Vaccine Efficacy and Reactogenicity

The efficacy of the 4CMenB vaccine, especially in young infants at highest risk for serogroup B disease, has been extremely promising to date. Noting that an antibody titre =1:5 is a marker of protection against serogroup B disease, Dr. Lebel reviewed results from a phase III study in infants who received the vaccine at 2, 4, 6 and 12 months. Post-primary series, the vaccine was 100% seroprotective against both the fHBP and the NadA antigens, and 84% seroprotective against PorA 1.4, the OMV component of the vaccine.

Antibody titres to the various vaccine antigens do wane after 6 months, as Dr. Lebel told CPS delegates. Following a booster dose at 12 months, the 4CMenB vaccine was between 95% and 100% seroprotective against vaccine antigens, Dr. Lebel observed. The vaccine is equally effective in older infants between the ages of 6 and 8 months. In a separate 3-dose study in older infants, the vaccine achieved 100% seroprotective levels 2 months’ post-dose against 2 key antigens and was 95% effective against the PorA 1.4 antigen. Following the third dose at 12 months, seroprotective levels achieved against antigens contained in the vaccine were equally robust in the same cohort.

The vaccine does cause local reactions and is associated with more tenderness and erythema than comparator vaccines. “The 4CMenB is also associated with more fever (38.5° C or higher) than routine vaccines,” Dr. Lebel indicated, occurring in up to 40% of infants who receive the vaccine. However, “the fever follows a very specific pattern,” he added, peaking about 6 hours after a dose but declining by day 2. Fever is absent by the third day. Dr. Lebel also noted that in the observer-blinded part of the infant study, when neither investigators nor parents knew if the infant had received the 4CMenB vaccine, the rate of medically attended fevers was about twice that following the 4CMenB vaccine than for comparator routine vaccines.
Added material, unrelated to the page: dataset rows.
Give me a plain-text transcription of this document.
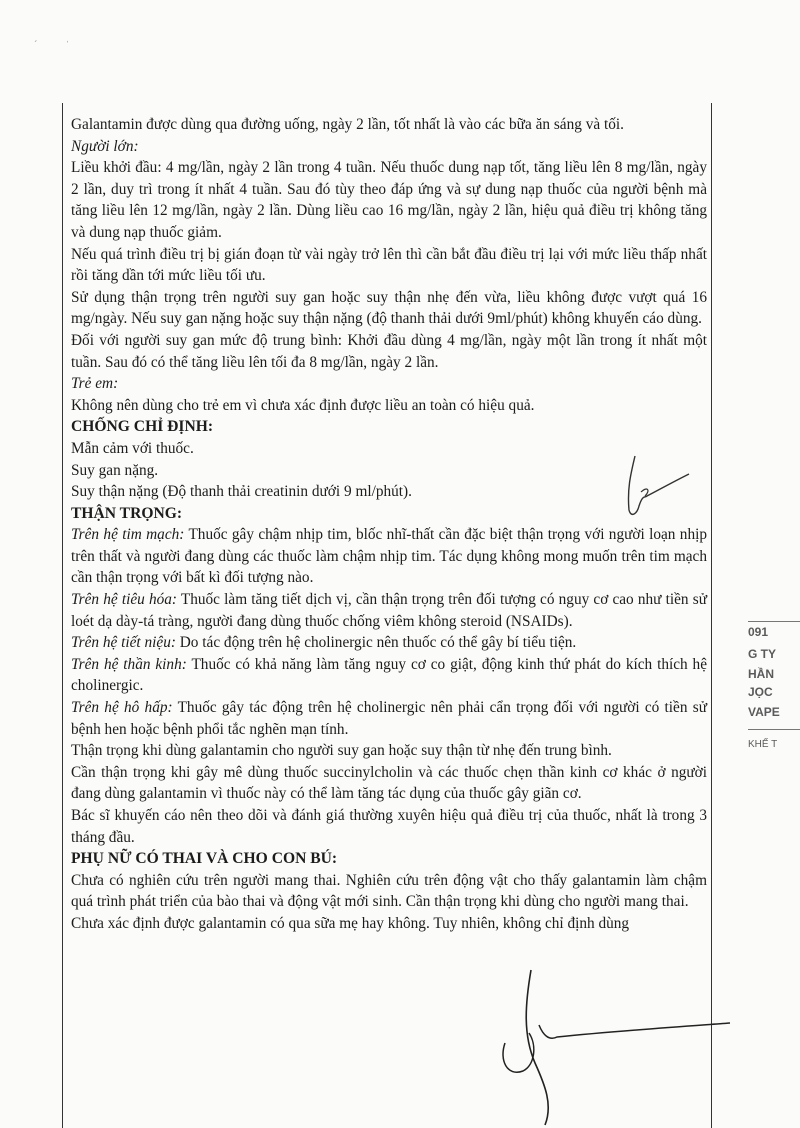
ˊ	ˈ

Galantamin được dùng qua đường uống, ngày 2 lần, tốt nhất là vào các bữa ăn sáng và tối.

Người lớn:

Liều khởi đầu: 4 mg/lần, ngày 2 lần trong 4 tuần. Nếu thuốc dung nạp tốt, tăng liều lên 8 mg/lần, ngày 2 lần, duy trì trong ít nhất 4 tuần. Sau đó tùy theo đáp ứng và sự dung nạp thuốc của người bệnh mà tăng liều lên 12 mg/lần, ngày 2 lần. Dùng liều cao 16 mg/lần, ngày 2 lần, hiệu quả điều trị không tăng và dung nạp thuốc giảm.

Nếu quá trình điều trị bị gián đoạn từ vài ngày trở lên thì cần bắt đầu điều trị lại với mức liều thấp nhất rồi tăng dần tới mức liều tối ưu.

Sử dụng thận trọng trên người suy gan hoặc suy thận nhẹ đến vừa, liều không được vượt quá 16 mg/ngày. Nếu suy gan nặng hoặc suy thận nặng (độ thanh thải dưới 9ml/phút) không khuyến cáo dùng.

Đối với người suy gan mức độ trung bình: Khởi đầu dùng 4 mg/lần, ngày một lần trong ít nhất một tuần. Sau đó có thể tăng liều lên tối đa 8 mg/lần, ngày 2 lần.

Trẻ em:

Không nên dùng cho trẻ em vì chưa xác định được liều an toàn có hiệu quả.

CHỐNG CHỈ ĐỊNH:

Mẫn cảm với thuốc.

Suy gan nặng.

Suy thận nặng (Độ thanh thải creatinin dưới 9 ml/phút).

THẬN TRỌNG:

Trên hệ tim mạch: Thuốc gây chậm nhịp tim, blốc nhĩ-thất cần đặc biệt thận trọng với người loạn nhịp trên thất và người đang dùng các thuốc làm chậm nhịp tim. Tác dụng không mong muốn trên tim mạch cần thận trọng với bất kì đối tượng nào.

Trên hệ tiêu hóa: Thuốc làm tăng tiết dịch vị, cần thận trọng trên đối tượng có nguy cơ cao như tiền sử loét dạ dày-tá tràng, người đang dùng thuốc chống viêm không steroid (NSAIDs).

Trên hệ tiết niệu: Do tác động trên hệ cholinergic nên thuốc có thể gây bí tiểu tiện.

Trên hệ thần kinh: Thuốc có khả năng làm tăng nguy cơ co giật, động kinh thứ phát do kích thích hệ cholinergic.

Trên hệ hô hấp: Thuốc gây tác động trên hệ cholinergic nên phải cẩn trọng đối với người có tiền sử bệnh hen hoặc bệnh phổi tắc nghẽn mạn tính.

Thận trọng khi dùng galantamin cho người suy gan hoặc suy thận từ nhẹ đến trung bình.

Cần thận trọng khi gây mê dùng thuốc succinylcholin và các thuốc chẹn thần kinh cơ khác ở người đang dùng galantamin vì thuốc này có thể làm tăng tác dụng của thuốc gây giãn cơ.

Bác sĩ khuyến cáo nên theo dõi và đánh giá thường xuyên hiệu quả điều trị của thuốc, nhất là trong 3 tháng đầu.

PHỤ NỮ CÓ THAI VÀ CHO CON BÚ:

Chưa có nghiên cứu trên người mang thai. Nghiên cứu trên động vật cho thấy galantamin làm chậm quá trình phát triển của bào thai và động vật mới sinh. Cần thận trọng khi dùng cho người mang thai.

Chưa xác định được galantamin có qua sữa mẹ hay không. Tuy nhiên, không chỉ định dùng

091
G TY
HẦN
JỌC
VAPE
KHẾ T
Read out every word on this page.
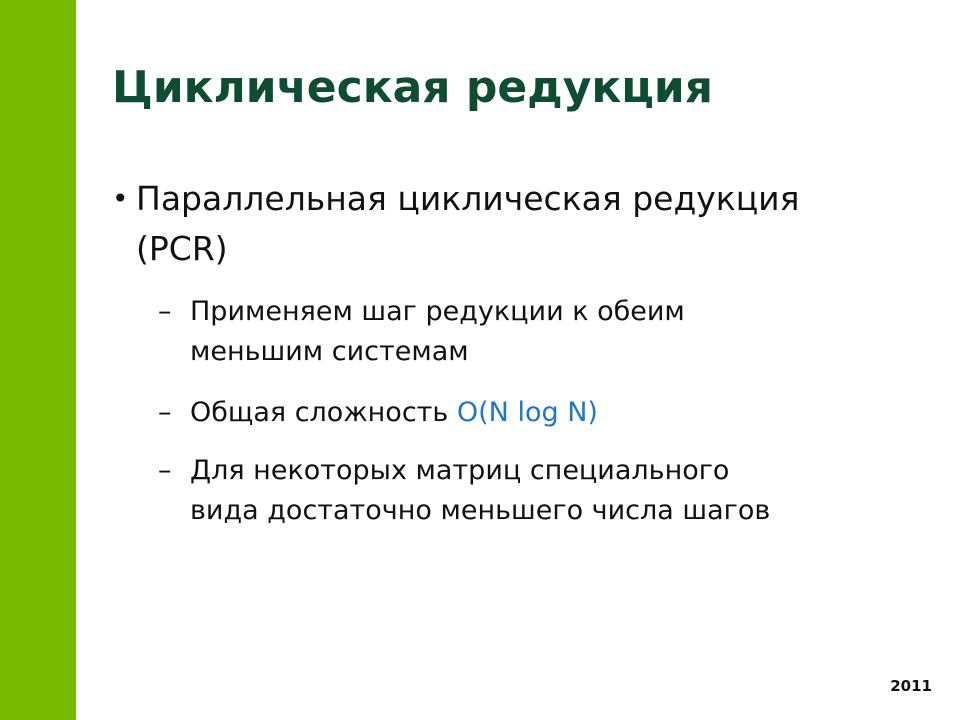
Циклическая редукция
• Параллельная циклическая редукция
(PCR)
– Применяем шаг редукции к обеим
меньшим системам
– Общая сложность O(N log N)
– Для некоторых матриц специального
вида достаточно меньшего числа шагов
2011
On the other hand, during the open-label part of the study when parents did know if their child had received the 4CMenB vaccine, rates of medically attended fevers were similar between 4CMenB recipients and comparator vaccines.

Prophylactic acetaminophen also significantly attenuates fever rates in infants, as Prymula et al. reported at ESPID 2011. For the study, 2 groups of infants received routine childhood vaccines plus the 4CMenB vaccine but 1 group received prophylactic acetaminophen 10 to 15 mg/kg, with 1 dose given prior to vaccination and 2 further doses separated by 4 to 6 hours given after vaccination. Only 1% of children who received prophylactic acetaminophen developed fever =39.5° C after any dose of the 4CMenB vaccine, Dr. Lebel reported.

In the booster dose study, reactogenicity of the 4CMenB vaccine was also compared to that caused by the measles-mumps-rubella-varicella vaccine (MMRV), the most reactogenic of paediatric vaccines. Although the pattern of fever varies between the 2 vaccines—fever with the 4CMenB vaccine occurring shortly after vaccination and that with the MMRV occurring about 8 days later—reactogenicity profiles were similar and neither systemic reactions nor immunogenicity was affected by concomitant administration of the 2 vaccines.

“Systemic reactogenicity is increased when the 4CMenB vaccine is given with routine childhood vaccines,” Dr. Lebel stated, “and the possibility of a child developing fever after the 4CMenB vaccine should be communicated to parents in the event of routine implementation if increased systemic reactogenicity is to be an accepted component in the control of this serious infection.”

Summary

Serogroup B meningococcal disease now accounts for the lion’s share of meningococcal disease in Canada today. A novel candidate vaccine against serogroup B disease, the 4CMenB vaccine, has been shown to be highly immunogenic, the first vaccine against meningococcal disease that can be used in infants where the risk of disease is highest. With an acceptable safety profile, the new 4CMenB vaccine has the potential to protect recipients against the last remaining serogroup causing meningococcal disease and close the chapter in the control of this serious vaccine-preventable infection.